O jejum pode e deve ser usado como um recurso extraordinário, contudo, sempre acompanhado do devido entendimento das Escrituras, a fim de evitar um mau entendimento dos valores meritórios de Cristo e das conseqüentes comunicações graciosas de Deus.
ALGUNS CONSELHOS PRÁTICOS
1. O jejum pode ser praticado individualmente, em família ou com toda a igreja. Sempre lembrando que cada participante deve considerar a sua condição física e o cuidado espiritual (tempo de oração, leitura da palavra e comunhão, quando em grupo);
2. O propósito deve ser sempre o crescimento espiritual, que deve ser marcado pelo abandono do pecado e pelo desejo da santidade. Naturalmente, motivos de oração por crises, calamidades, enfermidades e outros podem e devem marcar os períodos de jejum.

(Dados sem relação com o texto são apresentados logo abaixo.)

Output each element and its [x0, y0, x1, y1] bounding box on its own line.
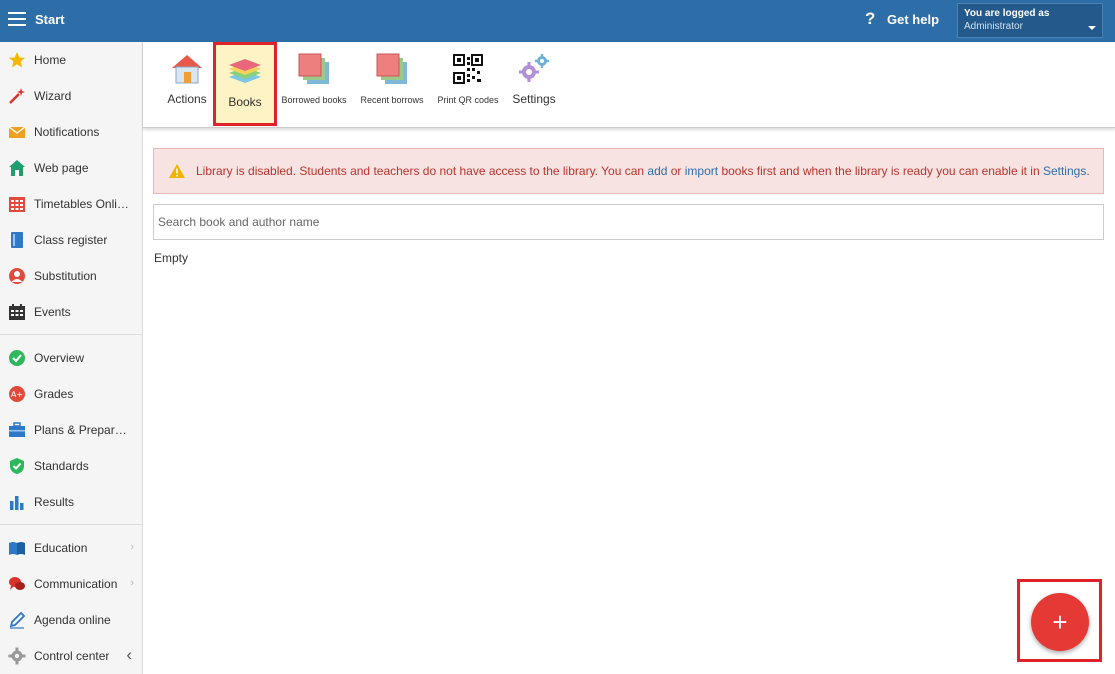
sidebar-item-communication[interactable]: Communication › [0, 566, 142, 602]
check-circle-icon [8, 349, 26, 367]
sidebar-item-label: Overview [34, 351, 85, 365]
alert-text-part: . [1086, 164, 1090, 178]
recent-borrows-icon [375, 52, 409, 86]
sidebar-item-label: Timetables Online [34, 197, 129, 211]
sidebar-item-grades[interactable]: A+ Grades [0, 376, 142, 412]
chevron-down-icon [1088, 26, 1096, 30]
toolbar-qr-label: Print QR codes [437, 95, 499, 105]
sidebar-item-label: Communication [34, 577, 118, 591]
grades-icon: A+ [8, 385, 26, 403]
sidebar-item-timetables[interactable]: Timetables Online [0, 186, 142, 222]
toolbar-recent-label: Recent borrows [360, 95, 424, 105]
sidebar-item-events[interactable]: Events [0, 294, 142, 330]
sidebar-item-label: Grades [34, 387, 74, 401]
top-bar: Start ? Get help You are logged as Admin… [0, 0, 1115, 42]
library-disabled-alert: Library is disabled. Students and teache… [153, 148, 1104, 194]
sidebar-item-label: Class register [34, 233, 108, 247]
toolbar-actions-button[interactable]: Actions [164, 42, 210, 126]
open-book-icon [8, 539, 26, 557]
svg-text:A+: A+ [11, 390, 23, 399]
person-icon [8, 267, 26, 285]
pen-icon [8, 611, 26, 629]
sidebar-item-label: Web page [34, 161, 89, 175]
menu-icon[interactable] [8, 12, 26, 26]
briefcase-icon [8, 421, 26, 439]
empty-state-text: Empty [154, 251, 189, 265]
get-help-link[interactable]: Get help [887, 12, 939, 27]
toolbar-settings-label: Settings [512, 92, 556, 106]
sidebar: Home Wizard Notifications Web page Timet… [0, 42, 143, 674]
settings-link[interactable]: Settings [1043, 164, 1086, 178]
bar-chart-icon [8, 493, 26, 511]
shield-check-icon [8, 457, 26, 475]
toolbar-books-label: Books [228, 95, 262, 109]
sidebar-item-label: Plans & Preparations [34, 423, 129, 437]
add-books-link[interactable]: add [647, 164, 667, 178]
login-caption: You are logged as [964, 8, 1050, 19]
sidebar-item-home[interactable]: Home [0, 42, 142, 78]
alert-message: Library is disabled. Students and teache… [196, 164, 1090, 178]
toolbar-recent-borrows-button[interactable]: Recent borrows [358, 42, 426, 126]
sidebar-item-label: Home [34, 53, 67, 67]
chevron-right-icon: › [130, 577, 134, 589]
calendar-grid-icon [8, 195, 26, 213]
login-username: Administrator [964, 21, 1023, 32]
app-title[interactable]: Start [35, 12, 65, 27]
qr-code-icon [451, 52, 485, 86]
toolbar-print-qr-button[interactable]: Print QR codes [435, 42, 501, 126]
borrowed-books-icon [297, 52, 331, 86]
chat-icon [8, 575, 26, 593]
star-icon [8, 51, 26, 69]
book-icon [8, 231, 26, 249]
envelope-icon [8, 123, 26, 141]
toolbar-books-tab[interactable]: Books [213, 42, 277, 126]
chevron-left-icon[interactable]: ‹ [126, 645, 132, 665]
wand-icon [8, 87, 26, 105]
sidebar-item-label: Education [34, 541, 88, 555]
chevron-right-icon: › [130, 541, 134, 553]
add-book-button[interactable]: + [1031, 593, 1089, 651]
sidebar-item-label: Control center [34, 649, 110, 663]
calendar-icon [8, 303, 26, 321]
sidebar-item-standards[interactable]: Standards [0, 448, 142, 484]
sidebar-item-results[interactable]: Results [0, 484, 142, 520]
sidebar-item-label: Standards [34, 459, 89, 473]
sidebar-item-label: Agenda online [34, 613, 111, 627]
sidebar-item-label: Events [34, 305, 71, 319]
alert-text-part: Library is disabled. Students and teache… [196, 164, 648, 178]
house-icon [170, 52, 204, 86]
sidebar-divider [0, 334, 142, 335]
sidebar-item-substitution[interactable]: Substitution [0, 258, 142, 294]
toolbar-settings-button[interactable]: Settings [509, 42, 559, 126]
sidebar-item-notifications[interactable]: Notifications [0, 114, 142, 150]
alert-text-part: books first and when the library is read… [718, 164, 1043, 178]
sidebar-item-wizard[interactable]: Wizard [0, 78, 142, 114]
gear-icon [8, 647, 26, 665]
sidebar-divider [0, 524, 142, 525]
books-stack-icon [228, 55, 262, 89]
sidebar-item-agenda[interactable]: Agenda online [0, 602, 142, 638]
sidebar-item-label: Results [34, 495, 75, 509]
sidebar-item-overview[interactable]: Overview [0, 340, 142, 376]
sidebar-item-plans[interactable]: Plans & Preparations [0, 412, 142, 448]
sidebar-item-web-page[interactable]: Web page [0, 150, 142, 186]
gears-icon [517, 52, 551, 86]
toolbar-borrowed-books-button[interactable]: Borrowed books [280, 42, 348, 126]
sidebar-item-label: Wizard [34, 89, 72, 103]
toolbar-borrowed-label: Borrowed books [281, 95, 347, 105]
sidebar-item-class-register[interactable]: Class register [0, 222, 142, 258]
sidebar-item-education[interactable]: Education › [0, 530, 142, 566]
sidebar-item-label: Substitution [34, 269, 97, 283]
sidebar-item-control-center[interactable]: Control center ‹ [0, 638, 142, 674]
toolbar-actions-label: Actions [167, 92, 207, 106]
user-menu[interactable]: You are logged as Administrator [957, 3, 1103, 38]
sidebar-item-label: Notifications [34, 125, 100, 139]
search-books-input[interactable] [153, 204, 1104, 240]
house-icon [8, 159, 26, 177]
import-books-link[interactable]: import [685, 164, 718, 178]
library-toolbar: Actions Books Borrowed books Recent borr… [143, 42, 1115, 128]
help-icon[interactable]: ? [865, 9, 875, 29]
warning-icon [168, 163, 186, 179]
alert-text-part: or [667, 164, 685, 178]
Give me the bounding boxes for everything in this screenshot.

3. Seu uso deve ser moderado e biblicamente orientado. Não devemos esquecer que os meios de graça são a oração, a palavra e os sacramentos. Estes devem ter lugar na vida diária da igreja, enquanto o jejum é um recurso extraordinário.
4. O jejum não é apenas uma dieta alimentar. Todas as atividades de entretenimento devem ser suspensas naquele dia a fim de se gastar tempo em oração.
5. “
Quando você for iniciar o seu período de jejum, e também quando findá-lo, faça de modo solene. Recolha-se a um lugar, separe uma porção das Escrituras para meditar durante o tempo em que estiver jejuando, ore e estabeleça o início e o fim deste momento de consagração. No momento de terminar o jejum, também recolha-se, ore e entregue o seu jejum, agradecendo a Deus, porque Ele lhe preservou capacitando-o a cumprir este santo propósito.”